BROOKINGS, S.D.-Losses are rare for the North Dakota State football team. Losses when the Bison get outplayed and outcoached in every facet of the game are even rarer. After losing to South Dakota State on Saturday, Nov. 4, in fact, you can count those games on two fingers.

Not two hands. Two fingers.

That ain't no lie. Since the beginning of the 2011 season, the start of NDSU's nearly unbeatable run, the Bison have been beaten decisively two times in the course of 98 games. The first came in 2014 when Northern Iowa beat the Bison 23-3 in Cedar Falls. The second was the Jackrabbits' 33-21 victory at the sparkling Football Championship Subdivision venue that is Dana J. Dykhouse Stadium. The Dakota Marker rivalry trophy will stay in Brookings.

This was a clunker for the Bison and there's no other way to state it. Whether or not it means anything in the bigger picture of shooting for a return trip to Frisco, Texas, and the FCS title game is a matter of perspective.

But on this day ... kerplunk.

"We were not very good executing on offense. We were not very good executing on defense. And we had too many penalties in the special teams game," Bison head coach Chris Klieman said.

You could add that SDSU's coaching staff had a better game plan, both offensively and defensively. The Jackrabbit defense, shredded by the running games of Youngstown State and Northern Iowa, held the mighty Bison ground game to 108 yards on a measly 27 carries. It also forced NDSU into five-count 'em, five-turnovers. That includes three interceptions and a fumble by quarterback Easton Stick, who was outplayed badly by his SDSU counterpart Taryn Christion.

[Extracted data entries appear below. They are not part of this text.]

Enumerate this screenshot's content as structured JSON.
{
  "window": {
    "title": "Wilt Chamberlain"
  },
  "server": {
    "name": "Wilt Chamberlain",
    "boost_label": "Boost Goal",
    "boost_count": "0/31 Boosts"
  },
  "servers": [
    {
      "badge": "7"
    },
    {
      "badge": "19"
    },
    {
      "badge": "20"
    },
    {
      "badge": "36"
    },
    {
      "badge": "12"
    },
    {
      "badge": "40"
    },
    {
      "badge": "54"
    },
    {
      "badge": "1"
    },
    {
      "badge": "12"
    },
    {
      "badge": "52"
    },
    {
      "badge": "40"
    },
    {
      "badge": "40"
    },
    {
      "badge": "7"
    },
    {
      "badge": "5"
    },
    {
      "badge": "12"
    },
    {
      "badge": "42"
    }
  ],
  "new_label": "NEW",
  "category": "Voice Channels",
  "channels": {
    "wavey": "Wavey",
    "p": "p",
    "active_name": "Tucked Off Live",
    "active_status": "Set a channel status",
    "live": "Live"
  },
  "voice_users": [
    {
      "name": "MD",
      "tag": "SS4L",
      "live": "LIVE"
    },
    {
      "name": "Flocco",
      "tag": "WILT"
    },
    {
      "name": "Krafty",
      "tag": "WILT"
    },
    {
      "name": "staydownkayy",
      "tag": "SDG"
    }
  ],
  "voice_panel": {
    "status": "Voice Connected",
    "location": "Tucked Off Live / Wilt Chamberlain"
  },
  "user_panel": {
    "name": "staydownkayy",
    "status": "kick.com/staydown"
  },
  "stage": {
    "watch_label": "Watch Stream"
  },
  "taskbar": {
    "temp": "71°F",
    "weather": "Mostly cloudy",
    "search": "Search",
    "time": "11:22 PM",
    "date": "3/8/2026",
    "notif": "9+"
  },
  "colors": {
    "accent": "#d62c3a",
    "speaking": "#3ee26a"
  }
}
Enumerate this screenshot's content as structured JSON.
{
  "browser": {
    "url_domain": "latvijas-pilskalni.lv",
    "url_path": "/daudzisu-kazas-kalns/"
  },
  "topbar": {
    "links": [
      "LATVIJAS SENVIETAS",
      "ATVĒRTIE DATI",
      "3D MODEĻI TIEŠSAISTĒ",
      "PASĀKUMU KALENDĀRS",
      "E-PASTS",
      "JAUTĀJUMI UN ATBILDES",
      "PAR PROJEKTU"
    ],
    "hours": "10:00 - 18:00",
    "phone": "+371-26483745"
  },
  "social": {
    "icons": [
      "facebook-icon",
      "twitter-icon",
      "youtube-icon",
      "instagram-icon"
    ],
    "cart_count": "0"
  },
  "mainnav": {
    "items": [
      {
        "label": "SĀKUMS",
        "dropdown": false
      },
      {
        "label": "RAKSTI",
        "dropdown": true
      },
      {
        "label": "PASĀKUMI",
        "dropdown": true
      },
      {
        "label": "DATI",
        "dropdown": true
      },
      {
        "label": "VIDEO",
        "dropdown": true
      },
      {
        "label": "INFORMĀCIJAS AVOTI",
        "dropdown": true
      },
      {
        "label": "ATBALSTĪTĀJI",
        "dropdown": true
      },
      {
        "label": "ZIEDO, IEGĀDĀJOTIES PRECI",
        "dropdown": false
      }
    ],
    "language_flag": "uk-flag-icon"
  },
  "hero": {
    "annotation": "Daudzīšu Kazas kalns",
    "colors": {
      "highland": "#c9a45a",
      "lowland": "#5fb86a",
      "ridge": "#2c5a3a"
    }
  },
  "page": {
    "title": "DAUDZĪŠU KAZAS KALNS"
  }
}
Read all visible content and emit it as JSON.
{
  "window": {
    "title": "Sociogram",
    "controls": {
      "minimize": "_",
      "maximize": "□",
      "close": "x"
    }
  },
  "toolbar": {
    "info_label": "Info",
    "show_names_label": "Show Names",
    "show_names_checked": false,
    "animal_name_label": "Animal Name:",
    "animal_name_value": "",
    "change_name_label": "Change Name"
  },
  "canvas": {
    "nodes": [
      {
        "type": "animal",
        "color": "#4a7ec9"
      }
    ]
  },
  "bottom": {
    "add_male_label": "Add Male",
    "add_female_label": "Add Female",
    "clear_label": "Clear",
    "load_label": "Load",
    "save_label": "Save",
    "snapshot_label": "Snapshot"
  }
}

The Bison defense, meanwhile, couldn't get off the field when it mattered, particularly late in the first half after a crucial Stick interception or in the fourth quarter after NDSU cut SDSU's lead to 27-21. The Bison didn't have an answer for Christion, tight end Dallas Goedert and, to a lesser extent, receiver Jake Wieneke-not that many teams do.

"I'm not going to get into 'do we have to do this or do that with the offense or defense,'" Klieman said. "It's one game. It's a big game because it's the marker game, but by no means is our season all of the sudden in jeopardy. All of our goals, everything we have, is in front of us."

Well, yes. In winning five national championships, the Bison only went unbeaten one time. But for the Bison to look so, well, human was the difference here.

Stick looked confused and indecisive much of the afternoon, often forcing throws where there didn't seem to be much daylight. He did some good things with his feet, running effectively on an impressive drive in the first quarter that made it seem as if the Bison were going to do their usual hammer job on the Jackrabbit defense.

But a Stick fumble in the third quarter led to a touchdown that gave SDSU a 24-14 lead, soon after the Bison had trimmed it three points.

"Ultimately we turned the ball over too many times," Stick said. "Turnovers are what got us today."

Klieman almost seemed to play pop psychologist for Bison fans in his postgame press conference. As the media asked questions trying to figure out what led to such a performance, the coach delivered the speech he gives about once a season.

"We're going to lose a football game now and then. I know that's like a novel thing here. But you know what? Other teams are pretty good, too. They had a pretty good plan and they beat us today," Klieman said. "I will never say our kids didn't have fire, didn't have energy. Son of a gun, we've won like a hundred games in the decade. We are fine. We didn't play well today. It's not because the kids weren't fired up. They had a good plan and they executed better than we did."

That's the deal. When you win 100 games since the start of the 2010 season, the expectations go through the clouds. And when you only have two games in seven seasons in which you're clearly outplayed, there is a search for answers.

If the Bison can't find them in the next two weeks against South Dakota and Illinois State, there will be more questions. Such is the life of a team that rarely loses, and even more rarely doesn't play well.